6. The non-oriented electrical steel sheet according to any one of claims 1 to 5, wherein the amount of non-recrystallized microstructure is 0% to 10%.

7. The non-oriented electrical steel sheet according to any one of claims 1 to 6, wherein the amount of recrystallized microstructure is 90% to 100%.

8. The non-oriented electrical steel sheet according to any one of claims 1 to 7, wherein the ultimate tensile strength of the steel sheet is at least 520 MPa.

9. The non-oriented electrical steel sheet according to any one of claims 1 to 8, wherein the yield strength of the non-oriented electrical steel sheet in both the transverse direction and the rolling direction is 400 MPa or greater.

10. The non-oriented electrical steel sheet according to any one of claims 1 to 9, wherein the total elongation of the steel sheet is at least 9%.

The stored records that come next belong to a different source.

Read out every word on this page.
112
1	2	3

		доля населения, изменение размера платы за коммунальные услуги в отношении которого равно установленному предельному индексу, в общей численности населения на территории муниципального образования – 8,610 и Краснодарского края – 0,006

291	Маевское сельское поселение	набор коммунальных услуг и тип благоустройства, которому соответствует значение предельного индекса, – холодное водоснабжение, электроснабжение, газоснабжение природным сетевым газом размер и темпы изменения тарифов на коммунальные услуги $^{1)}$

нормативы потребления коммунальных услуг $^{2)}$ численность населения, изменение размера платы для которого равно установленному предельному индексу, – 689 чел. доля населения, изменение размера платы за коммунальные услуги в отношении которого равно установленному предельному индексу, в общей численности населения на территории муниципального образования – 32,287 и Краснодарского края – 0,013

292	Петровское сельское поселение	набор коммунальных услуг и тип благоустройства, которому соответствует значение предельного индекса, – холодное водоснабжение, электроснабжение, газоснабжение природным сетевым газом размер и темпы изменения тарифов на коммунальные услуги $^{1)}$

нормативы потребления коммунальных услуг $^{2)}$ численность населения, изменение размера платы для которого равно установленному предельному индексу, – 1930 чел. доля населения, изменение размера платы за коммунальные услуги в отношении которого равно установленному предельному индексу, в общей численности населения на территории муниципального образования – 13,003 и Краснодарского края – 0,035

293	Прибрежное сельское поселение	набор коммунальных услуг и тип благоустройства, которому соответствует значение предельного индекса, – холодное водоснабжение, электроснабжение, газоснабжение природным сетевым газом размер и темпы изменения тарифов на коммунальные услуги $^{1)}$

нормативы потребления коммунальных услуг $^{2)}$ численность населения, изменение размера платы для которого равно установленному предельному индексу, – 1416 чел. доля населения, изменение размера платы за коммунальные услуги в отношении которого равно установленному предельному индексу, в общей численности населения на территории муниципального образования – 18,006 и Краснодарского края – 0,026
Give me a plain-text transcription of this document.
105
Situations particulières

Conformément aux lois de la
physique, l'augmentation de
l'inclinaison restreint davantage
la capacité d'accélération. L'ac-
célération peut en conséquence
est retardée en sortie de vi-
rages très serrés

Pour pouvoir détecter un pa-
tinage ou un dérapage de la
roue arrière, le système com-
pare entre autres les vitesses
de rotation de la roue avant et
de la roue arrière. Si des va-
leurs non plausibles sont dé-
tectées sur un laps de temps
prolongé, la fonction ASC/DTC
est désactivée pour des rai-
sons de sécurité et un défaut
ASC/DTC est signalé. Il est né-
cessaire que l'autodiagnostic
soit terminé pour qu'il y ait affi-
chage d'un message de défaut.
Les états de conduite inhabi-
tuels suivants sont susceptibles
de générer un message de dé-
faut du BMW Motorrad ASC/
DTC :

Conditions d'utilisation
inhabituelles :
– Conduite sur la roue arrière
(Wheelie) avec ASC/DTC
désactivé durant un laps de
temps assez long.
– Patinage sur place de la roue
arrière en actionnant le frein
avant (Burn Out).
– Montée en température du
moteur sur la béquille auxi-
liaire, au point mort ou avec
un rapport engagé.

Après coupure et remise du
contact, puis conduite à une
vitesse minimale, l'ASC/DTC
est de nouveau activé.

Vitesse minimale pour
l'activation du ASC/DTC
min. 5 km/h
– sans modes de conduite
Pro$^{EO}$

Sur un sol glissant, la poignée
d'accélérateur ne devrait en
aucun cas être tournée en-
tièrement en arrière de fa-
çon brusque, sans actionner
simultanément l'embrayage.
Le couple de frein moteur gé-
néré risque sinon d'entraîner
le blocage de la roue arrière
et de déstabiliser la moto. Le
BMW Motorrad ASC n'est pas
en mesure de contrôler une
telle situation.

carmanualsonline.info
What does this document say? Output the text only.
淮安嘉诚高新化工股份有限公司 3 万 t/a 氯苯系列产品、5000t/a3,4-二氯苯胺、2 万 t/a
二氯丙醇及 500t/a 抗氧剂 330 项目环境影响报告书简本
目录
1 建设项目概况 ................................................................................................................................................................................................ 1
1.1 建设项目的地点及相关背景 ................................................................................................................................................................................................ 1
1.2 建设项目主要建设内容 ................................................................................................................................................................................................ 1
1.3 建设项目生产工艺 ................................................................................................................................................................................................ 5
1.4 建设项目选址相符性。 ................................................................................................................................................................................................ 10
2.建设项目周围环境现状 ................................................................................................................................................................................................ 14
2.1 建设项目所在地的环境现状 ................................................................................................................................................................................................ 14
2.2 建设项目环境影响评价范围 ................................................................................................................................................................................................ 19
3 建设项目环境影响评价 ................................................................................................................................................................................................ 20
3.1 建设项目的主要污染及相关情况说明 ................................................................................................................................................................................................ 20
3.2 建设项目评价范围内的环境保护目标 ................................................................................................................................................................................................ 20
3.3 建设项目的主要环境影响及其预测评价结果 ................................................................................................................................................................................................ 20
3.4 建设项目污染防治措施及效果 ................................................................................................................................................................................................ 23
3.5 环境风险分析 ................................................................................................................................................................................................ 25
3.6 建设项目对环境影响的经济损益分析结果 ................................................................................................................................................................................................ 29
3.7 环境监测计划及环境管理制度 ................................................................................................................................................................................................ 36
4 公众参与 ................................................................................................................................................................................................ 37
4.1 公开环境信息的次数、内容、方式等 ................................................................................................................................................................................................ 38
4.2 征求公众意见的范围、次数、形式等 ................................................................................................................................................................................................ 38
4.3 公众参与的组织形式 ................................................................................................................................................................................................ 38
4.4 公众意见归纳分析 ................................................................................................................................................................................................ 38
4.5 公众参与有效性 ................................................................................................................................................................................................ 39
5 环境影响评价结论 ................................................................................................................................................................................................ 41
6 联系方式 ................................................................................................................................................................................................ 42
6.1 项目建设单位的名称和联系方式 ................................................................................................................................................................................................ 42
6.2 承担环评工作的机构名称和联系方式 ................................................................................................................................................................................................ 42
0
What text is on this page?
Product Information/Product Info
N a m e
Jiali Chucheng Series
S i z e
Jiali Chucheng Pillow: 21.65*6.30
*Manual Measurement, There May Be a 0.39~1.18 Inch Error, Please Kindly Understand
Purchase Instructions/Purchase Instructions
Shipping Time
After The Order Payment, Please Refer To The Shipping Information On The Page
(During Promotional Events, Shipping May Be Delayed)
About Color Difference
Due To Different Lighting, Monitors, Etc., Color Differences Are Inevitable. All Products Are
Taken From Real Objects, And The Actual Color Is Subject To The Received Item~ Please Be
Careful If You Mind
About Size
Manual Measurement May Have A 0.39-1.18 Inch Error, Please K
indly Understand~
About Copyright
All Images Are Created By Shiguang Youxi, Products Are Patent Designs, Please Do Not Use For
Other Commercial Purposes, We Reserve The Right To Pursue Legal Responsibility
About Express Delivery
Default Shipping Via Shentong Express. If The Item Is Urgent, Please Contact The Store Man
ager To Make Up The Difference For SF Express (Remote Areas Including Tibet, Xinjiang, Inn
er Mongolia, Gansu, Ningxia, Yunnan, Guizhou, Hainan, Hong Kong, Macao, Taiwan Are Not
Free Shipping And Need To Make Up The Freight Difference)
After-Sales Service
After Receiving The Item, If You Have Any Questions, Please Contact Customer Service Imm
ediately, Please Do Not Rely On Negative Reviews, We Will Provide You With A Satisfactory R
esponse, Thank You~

11. A method for producing non-oriented electrical steel sheet according to any one of claims 1 to 10, comprising the following sequential steps: - Provides a steel composition according to any one of claims 1 to 5; - The semi-finished product is then reheated to a temperature of 1050°C to 1250°C; - The semi-finished product is rolled, wherein the hot rolling finishing temperature should be 800°C to 950°C, to obtain hot-rolled steel plate; - The hot-rolled steel plate is cooled immediately after hot rolling is completed; - The hot-rolled steel sheet is then cooled from the end of hot rolling to a coiling temperature range of 500°C to 600°C at a cooling rate of at least 10°C / second. - The hot-rolled steel sheet is then wound within a winding temperature range of 500°C to 600°C; - Optionally, the hot-rolled steel sheet is subjected to an oxide scale removal process; - Optionally, hot-rolled steel sheets are subjected to hot annealing at 650°C to 1100°C for 10 seconds to 96 hours; - Optionally, the hot-rolled steel sheet is subjected to an oxide scale removal process; - The hot-rolled steel sheet is cold-rolled at a reduction rate of 50% to 95% to obtain a cold-rolled steel sheet; - The cold-rolled steel sheet is then annealed, wherein the heating for annealing starts from room temperature and extends to an annealing temperature range of 900°C to 1100°C. 均热 The heating rate HR1 is at least 1 °C / second; - Then anneal at the annealing temperature for 10 to 5000 seconds; - The cold-rolled steel sheet is then cooled from the annealing temperature to a temperature T1 of 300°C to 20°C, wherein the cooling rate CR1 is 1°C / second to 150°C / second; - Then cool to room temperature to obtain non-oriented electrical steel sheet.

12. The method of claim 11, wherein the T used for annealing 均热 The temperature ranges from 950℃ to 1080℃.

13. The method according to claim 11 or 12, wherein the temperature T1 is from 200°C to 20°C.

14. The method according to any one of claims 11 to 13, wherein the cooling rate CR1 is from 3°C / second to 120°C / second.